Nardine SaadBBC News, Los Angeles
US Senator Ted Cruz has accused the head of America's broadcast regulator of acting like "a mafioso" in the suspension of late-night host Jimmy Kimmel - the sharpest attack yet from a conservative Republican on the controversy.
He said Federal Communications Commission (FCC) chairman Brendan Carr's threat to ABC over their comedian's monologue about slain conservative influencer Charlie Kirk was "dangerous as hell".
"That's right out of Goodfellas," the Texas Republican said, affecting a mobster's accent.
Other Republicans in Congress have been more muted in their criticism of how the FCC pressed Disney-owned ABC to take action on Kimmel, who was indefinitely suspended on Wednesday.
The row started after Kimmel appeared to suggest in his monologue on Monday night that the alleged gunman charged with murdering Kirk was a Maga Republican, although authorities in Utah have said the suspect was "indoctrinated with leftist ideology".
Before ABC's decision, Carr said there would be consequences if Kimmel stayed on air. The FCC chairman said that Kimmel was "appearing to directly mislead the American public" in his on-air remarks.
Watch: Ros Atkins on… What Jimmy Kimmel being taken off air means for free speech in the US
The FCC is in charge of granting broadcast licenses to networks such as ABC, NBC and CBS, and they are required under statute to be in the public interest.
On his podcast Verdict with Ted Cruz, the senator emphasised on Friday that he hated what Kimmel said about Kirk, and he is "thrilled that he was fired". He also said Carr was "a good guy".
"But what he said there is dangerous as hell," Cruz added. "And so he threatens, explicitly, we're going to cancel ABC's licence.
"We're going to take them off the air so ABC cannot broadcast anymore. He says we can do this the easy way, or we could do this the hard way, yeah.

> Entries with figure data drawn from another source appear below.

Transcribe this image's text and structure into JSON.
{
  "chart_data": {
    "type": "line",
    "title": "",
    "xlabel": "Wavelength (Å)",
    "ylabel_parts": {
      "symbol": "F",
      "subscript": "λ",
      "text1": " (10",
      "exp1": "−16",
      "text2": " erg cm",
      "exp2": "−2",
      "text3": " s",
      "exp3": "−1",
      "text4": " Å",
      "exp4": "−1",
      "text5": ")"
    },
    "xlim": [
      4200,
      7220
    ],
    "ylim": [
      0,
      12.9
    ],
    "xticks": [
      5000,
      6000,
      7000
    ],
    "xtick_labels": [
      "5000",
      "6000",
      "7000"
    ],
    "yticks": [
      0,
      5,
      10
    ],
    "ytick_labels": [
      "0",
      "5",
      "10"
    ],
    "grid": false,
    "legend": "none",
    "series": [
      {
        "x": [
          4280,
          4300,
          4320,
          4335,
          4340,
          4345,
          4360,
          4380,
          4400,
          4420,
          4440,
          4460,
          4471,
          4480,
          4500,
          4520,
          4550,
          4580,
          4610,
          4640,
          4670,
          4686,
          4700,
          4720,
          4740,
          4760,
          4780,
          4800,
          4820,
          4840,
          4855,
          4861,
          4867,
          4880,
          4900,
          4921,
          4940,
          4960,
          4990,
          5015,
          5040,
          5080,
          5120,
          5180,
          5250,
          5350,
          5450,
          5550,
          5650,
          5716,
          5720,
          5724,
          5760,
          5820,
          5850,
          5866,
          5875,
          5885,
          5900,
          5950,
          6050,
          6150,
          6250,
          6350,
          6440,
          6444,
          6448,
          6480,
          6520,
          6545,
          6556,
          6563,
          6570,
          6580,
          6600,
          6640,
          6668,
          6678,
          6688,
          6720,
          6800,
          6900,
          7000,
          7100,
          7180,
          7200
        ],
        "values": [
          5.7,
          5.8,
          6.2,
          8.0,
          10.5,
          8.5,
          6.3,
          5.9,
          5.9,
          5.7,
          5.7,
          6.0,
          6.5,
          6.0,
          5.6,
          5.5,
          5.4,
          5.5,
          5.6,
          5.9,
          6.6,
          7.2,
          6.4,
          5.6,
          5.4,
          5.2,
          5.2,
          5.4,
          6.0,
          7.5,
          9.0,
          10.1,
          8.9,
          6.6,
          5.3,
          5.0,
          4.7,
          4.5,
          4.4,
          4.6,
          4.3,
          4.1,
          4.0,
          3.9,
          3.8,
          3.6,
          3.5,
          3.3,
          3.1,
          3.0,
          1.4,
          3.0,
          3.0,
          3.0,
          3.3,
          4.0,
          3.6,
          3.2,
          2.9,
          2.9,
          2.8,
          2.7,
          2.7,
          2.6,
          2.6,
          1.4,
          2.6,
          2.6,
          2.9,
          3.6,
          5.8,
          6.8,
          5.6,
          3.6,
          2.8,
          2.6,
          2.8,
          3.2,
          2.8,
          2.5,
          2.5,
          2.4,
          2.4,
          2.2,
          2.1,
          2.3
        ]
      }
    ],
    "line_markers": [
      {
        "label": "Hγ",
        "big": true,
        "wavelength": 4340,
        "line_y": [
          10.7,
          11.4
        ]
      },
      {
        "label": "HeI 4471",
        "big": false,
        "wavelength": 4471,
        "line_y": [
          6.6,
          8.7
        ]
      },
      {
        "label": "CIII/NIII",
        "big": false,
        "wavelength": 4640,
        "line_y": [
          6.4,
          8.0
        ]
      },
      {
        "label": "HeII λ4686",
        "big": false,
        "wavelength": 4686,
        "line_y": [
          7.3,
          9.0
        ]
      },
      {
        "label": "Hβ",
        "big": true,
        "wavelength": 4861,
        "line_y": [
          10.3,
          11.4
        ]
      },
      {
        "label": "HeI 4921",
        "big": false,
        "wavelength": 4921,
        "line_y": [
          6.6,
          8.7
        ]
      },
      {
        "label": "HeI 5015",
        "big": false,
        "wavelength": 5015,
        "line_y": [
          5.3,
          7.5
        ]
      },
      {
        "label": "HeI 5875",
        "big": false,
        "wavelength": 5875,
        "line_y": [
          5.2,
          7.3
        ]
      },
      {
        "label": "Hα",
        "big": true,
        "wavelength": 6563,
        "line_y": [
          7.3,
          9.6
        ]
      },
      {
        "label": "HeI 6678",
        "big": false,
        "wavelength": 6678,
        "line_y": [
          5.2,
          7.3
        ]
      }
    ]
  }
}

And I got to say that's right out of Goodfellas.
"That's right out of a mafioso coming into a bar going, nice bar you have here, it'd be a shame if something happened to it," he added, using a mobster voice.
He warned that if the government gets into the business of bans and regulating what the media says "that will end up bad for conservatives".
In the Oval Office on Friday, President Donald Trump defended Carr and said "I disagree with Ted Cruz", who is ordinarily one of his staunchest allies.
The president also lashed out at ABC News reporter Jonathan Karl when he asked the president about free speech.
Another Republican Senator, Thom Tillis of North Carolina, told reporters that Cruz was "absolutely right" in his criticism of Carr.
Tillis, who will not seek re-election next year, said the FCC chairman's comments were "just unacceptable behaviour".
Republicans in Congress have generally been toeing the party line with their response to Kimmel's suspension as the nation is shaken by the political and cultural aftershocks of Kirk's killing.
But Senator Jerry Moran, a Republican from Kansas, sounded a note of caution on Thursday.
"The conservative position is free speech is free speech, and we better be very careful about any lines we cross in diminishing free speech," Moran told Politico.
South Dakota Senator Mike Rounds said he would approach it as an "employer-employee issue".
Kimmel has not publicly commented about his suspension, but his late-night colleagues - including Jon Stewart, Jimmy Fallon and outgoing host Stephen Colbert - responded on Thursday with a show of solidarity.
Kirk was fatally shot on 10 September during an open-air event on a Utah college campus.
On Thursday, the Senate passed a resolution to designate 14 October - Kirk's birthday - a day of remembrance for him.
Lawmakers in the US House of Representatives approved the resolution - nearly 100 Democrats opposed it.